She has been a television presenter, a university lecturer, a public sector and corporate key executive as well as an author and recipient of prestigious awards like the Zambian Woman of the Year Award in 2015, but it is with her gender-lens angel investment fund, that Lelemba Phiri believes she can make the biggest impact on the continent she loves.
Last year, Lelemba Phiri took time off work to travel. While touring in France, she was struck by how fortunate she was to be an educated, black African woman under 40, from an ordinary family, with plenty of work experience but no need to work at that point in her life.
“Don’t get me wrong: sheer luck didn’t bring me to this point,” says the Zambian-born mother of two and qualified chartered accountant. “I worked hard to get here, but I had many angels on my journey, beginning with my parents.”
Her moment of truth in France got her thinking about how she could use her resources to be an angel for other African women and this set the ball in motion for her journey towards angel investment.
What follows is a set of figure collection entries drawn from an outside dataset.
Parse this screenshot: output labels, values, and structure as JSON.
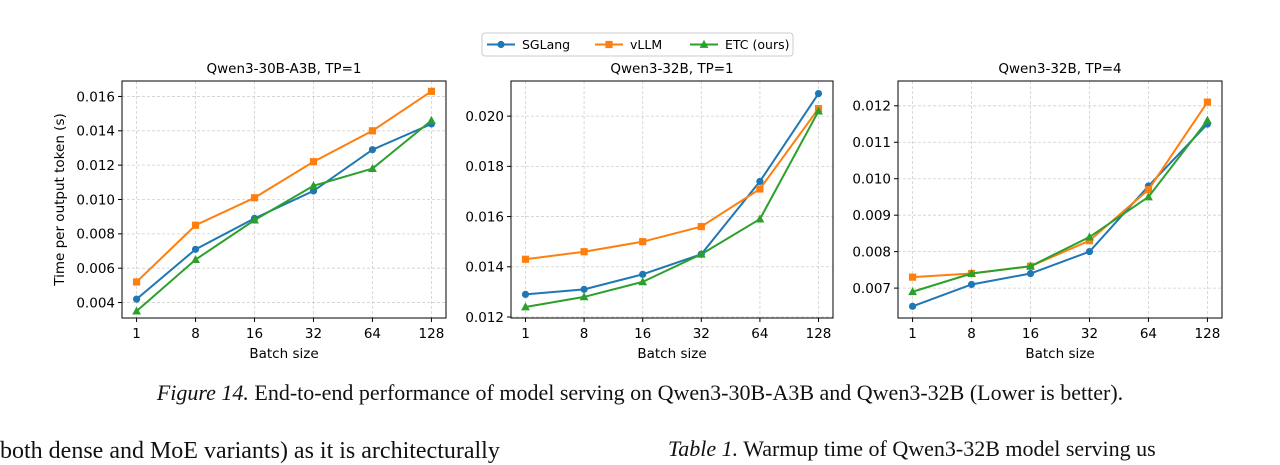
{
  "legend": [
    {
      "name": "SGLang",
      "color": "#1f77b4",
      "marker": "circle"
    },
    {
      "name": "vLLM",
      "color": "#ff7f0e",
      "marker": "square"
    },
    {
      "name": "ETC (ours)",
      "color": "#2ca02c",
      "marker": "triangle"
    }
  ],
  "caption": {
    "label": "Figure 14.",
    "text": "End-to-end performance of model serving on Qwen3-30B-A3B and Qwen3-32B (Lower is better)."
  },
  "body_text": {
    "left": "both dense and MoE variants) as it is architecturally",
    "right_label": "Table 1.",
    "right_text": "Warmup time of Qwen3-32B model serving us"
  },
  "chart_data": [
    {
      "type": "line",
      "title": "Qwen3-30B-A3B, TP=1",
      "xlabel": "Batch size",
      "ylabel": "Time per output token (s)",
      "categories": [
        "1",
        "8",
        "16",
        "32",
        "64",
        "128"
      ],
      "yticks": [
        "0.004",
        "0.006",
        "0.008",
        "0.010",
        "0.012",
        "0.014",
        "0.016"
      ],
      "ylim": [
        0.0031,
        0.0169
      ],
      "grid": true,
      "series": [
        {
          "name": "SGLang",
          "values": [
            0.0042,
            0.0071,
            0.0089,
            0.0105,
            0.0129,
            0.0144
          ]
        },
        {
          "name": "vLLM",
          "values": [
            0.0052,
            0.0085,
            0.0101,
            0.0122,
            0.014,
            0.0163
          ]
        },
        {
          "name": "ETC (ours)",
          "values": [
            0.0035,
            0.0065,
            0.0088,
            0.0108,
            0.0118,
            0.0146
          ]
        }
      ]
    },
    {
      "type": "line",
      "title": "Qwen3-32B, TP=1",
      "xlabel": "Batch size",
      "ylabel": "",
      "categories": [
        "1",
        "8",
        "16",
        "32",
        "64",
        "128"
      ],
      "yticks": [
        "0.012",
        "0.014",
        "0.016",
        "0.018",
        "0.020"
      ],
      "ylim": [
        0.01196,
        0.0214
      ],
      "grid": true,
      "series": [
        {
          "name": "SGLang",
          "values": [
            0.0129,
            0.0131,
            0.0137,
            0.0145,
            0.0174,
            0.0209
          ]
        },
        {
          "name": "vLLM",
          "values": [
            0.0143,
            0.0146,
            0.015,
            0.0156,
            0.0171,
            0.0203
          ]
        },
        {
          "name": "ETC (ours)",
          "values": [
            0.0124,
            0.0128,
            0.0134,
            0.0145,
            0.0159,
            0.0202
          ]
        }
      ]
    },
    {
      "type": "line",
      "title": "Qwen3-32B, TP=4",
      "xlabel": "Batch size",
      "ylabel": "",
      "categories": [
        "1",
        "8",
        "16",
        "32",
        "64",
        "128"
      ],
      "yticks": [
        "0.007",
        "0.008",
        "0.009",
        "0.010",
        "0.011",
        "0.012"
      ],
      "ylim": [
        0.00618,
        0.01268
      ],
      "grid": true,
      "series": [
        {
          "name": "SGLang",
          "values": [
            0.0065,
            0.0071,
            0.0074,
            0.008,
            0.0098,
            0.0115
          ]
        },
        {
          "name": "vLLM",
          "values": [
            0.0073,
            0.0074,
            0.0076,
            0.0083,
            0.0097,
            0.0121
          ]
        },
        {
          "name": "ETC (ours)",
          "values": [
            0.0069,
            0.0074,
            0.0076,
            0.0084,
            0.0095,
            0.0116
          ]
        }
      ]
    }
  ]
}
It resulted in her founding the Africa Trust Fund (AFT), a gender-lens angel investment fund aimed at investing in both female entrepreneurs as well their businesses in December 2018, opening doors to finance and support for them, and giving them business tools as well as access to markets.
“Across the world, we see a lag in the participation of women in economic activity and this is more pronounced in Africa. We understand that women in Africa also have cultural and social barriers around access to finance, technology and education.” Lelemba tells of the research she did before starting AFT, and how she discovered that while financing was an issue for some women, others expressed the need for more support, personal and leadership development and advice on how to navigate hostile and repressive social and cultural business environments.
“We knew that finance was a boy’s club but we also learnt other lessons about women’s access to growth capital,” she says. These include the difference in how men and women pitch their business ideas - with traditional pitching styles favouring more typically masculine approaches, which can be problematic in cultures where women are expected to be subservient. Women also often don’t have collateral for loan financing, for instance in societies where husbands usually hold land titles.
While she is not blind to the problems on the continent, she does believe that Africa could be the next superpower and that there is opportunity in adversity. Women have a vital role to play in this economic future, but she believes individuals, corporations and government have to work together more deliberately to push for greater gender equality.
She credits her studies at the UCT Graduate School of Business (GSB) with showing her how to be more effective in the world of development finance and inclusive economic growth which paved the way for her to launch AFT. She completed her Master’s Degree in Development Finance — one of the few degrees on the continent offering this specialisation — in 2013 and says it not only shaped her thinking but helped her right away in her position as an executive for start-up Zoona, a financial technology company that strives to bring financial inclusion to the underserved in Africa.
“Studying at the UCT GSB was definitely a stepping stone to help me get to where I wanted to be professionally,” she says. “I got so much more from the school than I initially expected, especially in terms of the connections and how my networks expanded. The opportunities that were created for me were beyond anything I could have imagined.”
Even though she has already achieved much, the 38-year-old entrepreneur, educator and angel investor still wants to do much more. “I want to make more of a contribution towards really advancing African women in leadership, equality and empowering women on the continent. It is a mammoth task but I am really positive and excited about the future of Africa.”